SINDICATO DOS TRABALHADORES DO JUDICIÁRIO FEDERAL E MINISTÉRIO PÚBLICO DA UNIÃO - FUNDADO EM 28 DE NOVEMBRO DE 1998 - FILIADO À FENAJUFE E CUT

CONQUISTA DA LUTA

Governo federal atende à reivindicação da CUT e centrais sindicais e anuncia prorrogação dos acordos coletivos por 4 meses no RS; MP garante pagamento de dois meses de salários mínimos para mais de 434 mil trabalhadores

O presidente Lula (PT) anunciou a edição de medida provisória (MP) importante para garantia de salários em empregos no Rio Grande do Sul. Atendendo à reivindicação da CUT e demais centrais sindicais, foram prorrogados por quatro meses todos os contratos de trabalho vigentes. Ainda, serão aportados recursos para o pagamento de dois salários mínimos (duas parcelas de R$ 1.412,00 cada) para 434.253 mil trabalhadores e trabalhadoras formais contratados por empresas atingidas pelas enchentes, a contrapartida dos empresários é de não promoverem demissões pelo período também de quatro meses.
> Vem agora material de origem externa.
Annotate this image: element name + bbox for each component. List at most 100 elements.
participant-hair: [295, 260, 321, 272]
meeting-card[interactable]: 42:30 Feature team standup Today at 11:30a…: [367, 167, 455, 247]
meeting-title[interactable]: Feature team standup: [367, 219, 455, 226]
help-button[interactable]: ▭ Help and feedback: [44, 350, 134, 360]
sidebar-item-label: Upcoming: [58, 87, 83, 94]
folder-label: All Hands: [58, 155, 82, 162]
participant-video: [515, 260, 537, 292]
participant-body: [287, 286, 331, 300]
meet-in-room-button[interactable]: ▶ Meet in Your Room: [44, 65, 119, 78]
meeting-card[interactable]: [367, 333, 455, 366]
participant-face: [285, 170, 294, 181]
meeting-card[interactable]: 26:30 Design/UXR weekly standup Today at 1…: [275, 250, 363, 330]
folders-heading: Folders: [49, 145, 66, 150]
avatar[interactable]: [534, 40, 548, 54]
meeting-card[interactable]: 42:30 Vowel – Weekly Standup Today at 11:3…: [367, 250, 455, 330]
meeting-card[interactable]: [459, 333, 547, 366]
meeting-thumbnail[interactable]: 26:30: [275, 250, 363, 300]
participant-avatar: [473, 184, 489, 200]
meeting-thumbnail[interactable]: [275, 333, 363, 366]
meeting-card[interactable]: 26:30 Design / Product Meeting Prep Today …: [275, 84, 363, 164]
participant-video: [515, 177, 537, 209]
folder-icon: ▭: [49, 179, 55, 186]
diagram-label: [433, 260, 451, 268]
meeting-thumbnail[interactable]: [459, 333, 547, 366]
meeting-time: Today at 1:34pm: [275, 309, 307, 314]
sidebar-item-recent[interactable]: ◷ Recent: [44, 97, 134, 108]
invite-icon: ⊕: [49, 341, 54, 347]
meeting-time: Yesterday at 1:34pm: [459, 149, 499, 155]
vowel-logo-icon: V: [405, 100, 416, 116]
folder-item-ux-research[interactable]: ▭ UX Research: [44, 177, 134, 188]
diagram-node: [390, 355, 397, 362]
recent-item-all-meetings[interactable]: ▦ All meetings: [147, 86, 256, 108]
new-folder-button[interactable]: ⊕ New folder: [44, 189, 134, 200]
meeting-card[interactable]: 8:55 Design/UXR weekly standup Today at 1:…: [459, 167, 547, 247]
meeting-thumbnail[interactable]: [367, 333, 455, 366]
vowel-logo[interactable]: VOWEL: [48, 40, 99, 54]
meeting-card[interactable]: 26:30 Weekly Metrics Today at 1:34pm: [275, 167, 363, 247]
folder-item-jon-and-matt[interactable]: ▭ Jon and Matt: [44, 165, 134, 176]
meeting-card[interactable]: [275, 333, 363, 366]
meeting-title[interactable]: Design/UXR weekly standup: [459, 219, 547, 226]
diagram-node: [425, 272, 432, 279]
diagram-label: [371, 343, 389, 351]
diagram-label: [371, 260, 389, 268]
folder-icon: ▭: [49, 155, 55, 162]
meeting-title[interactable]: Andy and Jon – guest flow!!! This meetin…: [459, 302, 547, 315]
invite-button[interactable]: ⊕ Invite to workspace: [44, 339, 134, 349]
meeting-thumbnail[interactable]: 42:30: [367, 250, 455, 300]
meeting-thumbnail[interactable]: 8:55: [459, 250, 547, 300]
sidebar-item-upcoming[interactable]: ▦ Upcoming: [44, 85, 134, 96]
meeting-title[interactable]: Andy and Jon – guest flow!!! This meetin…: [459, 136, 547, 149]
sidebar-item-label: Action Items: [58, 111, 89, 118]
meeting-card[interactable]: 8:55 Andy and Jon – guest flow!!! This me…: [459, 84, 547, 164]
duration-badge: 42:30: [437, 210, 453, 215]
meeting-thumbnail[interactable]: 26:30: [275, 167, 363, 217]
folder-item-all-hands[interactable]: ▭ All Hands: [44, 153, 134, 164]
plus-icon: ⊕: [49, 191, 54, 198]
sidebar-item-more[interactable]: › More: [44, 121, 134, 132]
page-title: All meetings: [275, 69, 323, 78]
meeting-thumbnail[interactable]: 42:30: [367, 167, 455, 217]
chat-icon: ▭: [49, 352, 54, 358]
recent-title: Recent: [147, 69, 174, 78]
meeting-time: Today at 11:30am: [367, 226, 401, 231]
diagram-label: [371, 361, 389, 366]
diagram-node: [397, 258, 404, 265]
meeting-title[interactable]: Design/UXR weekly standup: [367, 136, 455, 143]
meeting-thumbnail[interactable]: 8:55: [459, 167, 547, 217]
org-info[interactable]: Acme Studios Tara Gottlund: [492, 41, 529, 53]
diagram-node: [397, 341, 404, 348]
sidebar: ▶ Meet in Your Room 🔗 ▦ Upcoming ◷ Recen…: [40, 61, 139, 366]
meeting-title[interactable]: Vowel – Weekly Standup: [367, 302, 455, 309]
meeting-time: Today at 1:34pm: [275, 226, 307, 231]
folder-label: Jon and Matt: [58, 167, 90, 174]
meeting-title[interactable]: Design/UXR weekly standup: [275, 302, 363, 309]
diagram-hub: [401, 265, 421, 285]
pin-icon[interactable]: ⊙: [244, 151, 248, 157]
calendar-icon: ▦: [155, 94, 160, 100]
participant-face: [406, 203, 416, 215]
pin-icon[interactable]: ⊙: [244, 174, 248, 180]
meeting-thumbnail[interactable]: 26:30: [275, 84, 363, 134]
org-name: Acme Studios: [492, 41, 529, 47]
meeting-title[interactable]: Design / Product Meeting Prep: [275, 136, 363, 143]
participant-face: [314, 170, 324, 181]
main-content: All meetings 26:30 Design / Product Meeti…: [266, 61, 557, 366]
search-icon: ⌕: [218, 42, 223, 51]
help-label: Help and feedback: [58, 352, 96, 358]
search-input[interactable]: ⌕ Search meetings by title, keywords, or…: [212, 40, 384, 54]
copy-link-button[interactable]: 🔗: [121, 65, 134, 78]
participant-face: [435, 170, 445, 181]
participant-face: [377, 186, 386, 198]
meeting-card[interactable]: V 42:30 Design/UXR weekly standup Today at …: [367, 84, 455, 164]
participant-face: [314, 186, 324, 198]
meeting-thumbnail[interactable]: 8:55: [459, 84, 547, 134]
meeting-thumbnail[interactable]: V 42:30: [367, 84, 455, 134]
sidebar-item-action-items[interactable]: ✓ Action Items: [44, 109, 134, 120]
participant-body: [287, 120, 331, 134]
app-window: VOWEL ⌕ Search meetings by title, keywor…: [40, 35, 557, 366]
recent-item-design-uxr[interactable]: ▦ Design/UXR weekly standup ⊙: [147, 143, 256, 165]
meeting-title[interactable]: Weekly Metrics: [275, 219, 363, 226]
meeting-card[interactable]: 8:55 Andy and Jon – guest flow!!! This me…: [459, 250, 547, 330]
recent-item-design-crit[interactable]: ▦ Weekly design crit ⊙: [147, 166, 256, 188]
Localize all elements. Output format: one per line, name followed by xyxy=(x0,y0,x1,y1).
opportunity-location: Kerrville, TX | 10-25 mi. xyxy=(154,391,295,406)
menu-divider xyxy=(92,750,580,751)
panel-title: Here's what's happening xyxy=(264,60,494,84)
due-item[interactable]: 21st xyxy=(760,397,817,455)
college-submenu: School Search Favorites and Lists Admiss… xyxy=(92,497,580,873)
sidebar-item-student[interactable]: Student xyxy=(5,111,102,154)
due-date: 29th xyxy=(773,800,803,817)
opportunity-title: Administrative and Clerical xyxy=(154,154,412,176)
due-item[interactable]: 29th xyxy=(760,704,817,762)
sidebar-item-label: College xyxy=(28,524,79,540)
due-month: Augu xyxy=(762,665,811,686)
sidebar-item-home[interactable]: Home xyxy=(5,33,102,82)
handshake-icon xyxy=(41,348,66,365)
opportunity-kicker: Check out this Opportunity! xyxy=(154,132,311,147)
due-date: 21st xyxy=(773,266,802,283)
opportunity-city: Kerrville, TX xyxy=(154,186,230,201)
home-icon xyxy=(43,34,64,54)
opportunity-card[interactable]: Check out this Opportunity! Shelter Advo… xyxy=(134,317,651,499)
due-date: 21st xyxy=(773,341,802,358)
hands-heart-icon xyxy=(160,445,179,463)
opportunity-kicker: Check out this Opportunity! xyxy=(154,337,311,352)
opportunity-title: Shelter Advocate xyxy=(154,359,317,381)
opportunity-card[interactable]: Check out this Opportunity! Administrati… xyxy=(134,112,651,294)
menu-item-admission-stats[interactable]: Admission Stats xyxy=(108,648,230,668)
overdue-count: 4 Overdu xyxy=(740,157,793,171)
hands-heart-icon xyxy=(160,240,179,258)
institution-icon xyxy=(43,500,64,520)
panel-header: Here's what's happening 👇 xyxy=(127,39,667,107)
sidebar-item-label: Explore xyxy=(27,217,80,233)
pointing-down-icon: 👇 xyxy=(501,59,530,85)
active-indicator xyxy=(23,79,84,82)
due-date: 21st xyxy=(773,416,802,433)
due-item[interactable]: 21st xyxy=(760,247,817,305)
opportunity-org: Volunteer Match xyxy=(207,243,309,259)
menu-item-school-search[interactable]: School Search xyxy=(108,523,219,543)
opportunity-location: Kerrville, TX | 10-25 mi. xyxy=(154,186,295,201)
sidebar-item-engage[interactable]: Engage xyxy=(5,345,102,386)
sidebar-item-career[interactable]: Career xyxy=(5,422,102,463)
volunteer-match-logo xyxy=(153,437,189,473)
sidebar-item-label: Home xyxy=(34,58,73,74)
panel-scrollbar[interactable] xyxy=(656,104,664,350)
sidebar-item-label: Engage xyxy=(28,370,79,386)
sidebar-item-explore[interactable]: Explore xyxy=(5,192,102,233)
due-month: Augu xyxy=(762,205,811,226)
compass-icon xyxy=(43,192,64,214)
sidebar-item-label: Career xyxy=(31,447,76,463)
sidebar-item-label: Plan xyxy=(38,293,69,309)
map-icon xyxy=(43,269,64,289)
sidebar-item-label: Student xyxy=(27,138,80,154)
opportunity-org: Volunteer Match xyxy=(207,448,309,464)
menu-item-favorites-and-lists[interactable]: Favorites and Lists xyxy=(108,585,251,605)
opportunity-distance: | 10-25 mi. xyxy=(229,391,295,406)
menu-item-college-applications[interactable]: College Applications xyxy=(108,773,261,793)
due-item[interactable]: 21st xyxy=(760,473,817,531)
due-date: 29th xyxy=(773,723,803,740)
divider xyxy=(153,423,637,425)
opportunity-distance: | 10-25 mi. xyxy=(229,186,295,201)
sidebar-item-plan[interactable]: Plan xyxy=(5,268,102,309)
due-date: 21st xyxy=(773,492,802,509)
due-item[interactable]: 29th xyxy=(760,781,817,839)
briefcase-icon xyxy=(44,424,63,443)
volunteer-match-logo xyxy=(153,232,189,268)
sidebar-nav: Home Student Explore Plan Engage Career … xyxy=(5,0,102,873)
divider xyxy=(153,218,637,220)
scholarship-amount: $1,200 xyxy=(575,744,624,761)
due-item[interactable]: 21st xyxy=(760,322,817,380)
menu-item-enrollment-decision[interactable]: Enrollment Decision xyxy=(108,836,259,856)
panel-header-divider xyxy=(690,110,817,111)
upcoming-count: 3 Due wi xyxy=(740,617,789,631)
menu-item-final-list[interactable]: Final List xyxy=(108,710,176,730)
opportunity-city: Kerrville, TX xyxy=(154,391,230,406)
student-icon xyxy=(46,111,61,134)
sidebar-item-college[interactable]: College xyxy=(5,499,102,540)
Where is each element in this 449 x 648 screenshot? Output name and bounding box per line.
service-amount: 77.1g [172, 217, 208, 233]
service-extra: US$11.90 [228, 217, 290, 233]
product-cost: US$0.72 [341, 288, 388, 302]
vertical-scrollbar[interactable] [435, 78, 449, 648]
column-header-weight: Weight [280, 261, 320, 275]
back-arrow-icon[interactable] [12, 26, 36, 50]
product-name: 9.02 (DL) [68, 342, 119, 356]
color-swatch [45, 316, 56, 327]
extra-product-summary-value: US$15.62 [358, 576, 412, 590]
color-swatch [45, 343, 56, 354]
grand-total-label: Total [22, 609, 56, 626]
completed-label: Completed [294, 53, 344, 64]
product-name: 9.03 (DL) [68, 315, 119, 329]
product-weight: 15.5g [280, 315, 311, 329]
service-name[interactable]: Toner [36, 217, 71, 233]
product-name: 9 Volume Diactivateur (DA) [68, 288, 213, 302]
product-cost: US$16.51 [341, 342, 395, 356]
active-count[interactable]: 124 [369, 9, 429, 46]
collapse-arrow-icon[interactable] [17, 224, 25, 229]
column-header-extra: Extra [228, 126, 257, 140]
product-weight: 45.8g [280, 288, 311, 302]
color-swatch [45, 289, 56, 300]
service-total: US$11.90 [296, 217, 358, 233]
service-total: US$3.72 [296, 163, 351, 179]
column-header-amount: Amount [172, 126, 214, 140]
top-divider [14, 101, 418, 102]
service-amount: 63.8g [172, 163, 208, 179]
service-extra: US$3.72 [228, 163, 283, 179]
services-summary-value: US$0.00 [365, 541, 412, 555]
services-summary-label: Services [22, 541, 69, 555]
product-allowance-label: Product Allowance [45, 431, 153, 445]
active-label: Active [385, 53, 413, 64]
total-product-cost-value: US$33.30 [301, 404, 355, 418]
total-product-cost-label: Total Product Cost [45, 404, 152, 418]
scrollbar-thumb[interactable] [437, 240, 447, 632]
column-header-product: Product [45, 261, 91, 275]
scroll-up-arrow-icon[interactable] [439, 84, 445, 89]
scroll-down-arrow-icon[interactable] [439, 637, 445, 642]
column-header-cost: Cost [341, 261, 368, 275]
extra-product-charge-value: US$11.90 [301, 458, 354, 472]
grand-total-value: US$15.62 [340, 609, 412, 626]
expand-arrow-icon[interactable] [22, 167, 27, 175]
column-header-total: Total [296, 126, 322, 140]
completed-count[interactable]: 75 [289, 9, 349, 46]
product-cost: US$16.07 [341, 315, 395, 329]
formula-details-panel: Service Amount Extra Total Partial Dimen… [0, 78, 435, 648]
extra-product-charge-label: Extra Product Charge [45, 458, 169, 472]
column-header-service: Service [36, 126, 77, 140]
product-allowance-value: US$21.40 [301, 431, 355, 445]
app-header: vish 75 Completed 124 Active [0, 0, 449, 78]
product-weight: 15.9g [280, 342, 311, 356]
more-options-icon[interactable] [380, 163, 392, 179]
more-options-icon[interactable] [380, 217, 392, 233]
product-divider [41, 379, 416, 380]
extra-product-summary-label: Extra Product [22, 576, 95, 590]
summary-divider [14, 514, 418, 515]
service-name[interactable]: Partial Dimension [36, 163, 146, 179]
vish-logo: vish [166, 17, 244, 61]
O anúncio foi feito pelo presidente no Vale do Taquari, nesta quinta-feira, 6, em sua quarta visita ao estado desde o início da calamidade climática.

A ultratividade das convenções e dos acordos coletivos e a garantia da negociação pelas entidades sindicais era uma das principais reivindicações da CUT e demais centrais sindicais. Essa pauta consta das reivindicações da Marcha a Brasília, em maio, e foi apresentada ao Ministério do Trabalho e Emprego. No anúncio, nesta quinta-feira, 6, o ministro da Pasta, Luiz Marinho, afirmou que a ultratividade foi incluída na MP “para atender ao pedido dos trabalhadores e das trabalhadoras”.

“Esta vitória mostra o caminho”, avalia o diretor do Sintrajufe/RS Marcelo Carlini. Ele lembra que a Marcha a Brasília, pela revogação das reformas trabalhista e da Previdência e da lei das terceirizacoes “mostrou como precisamos responder aos patrões e como podemos reconquistar os direitos retirados dos trabalhadores e das trabalhadoras. Seguiremos na luta para reconstruir o Rio Grande do Sul, com direitos, empregos e serviços públicos”.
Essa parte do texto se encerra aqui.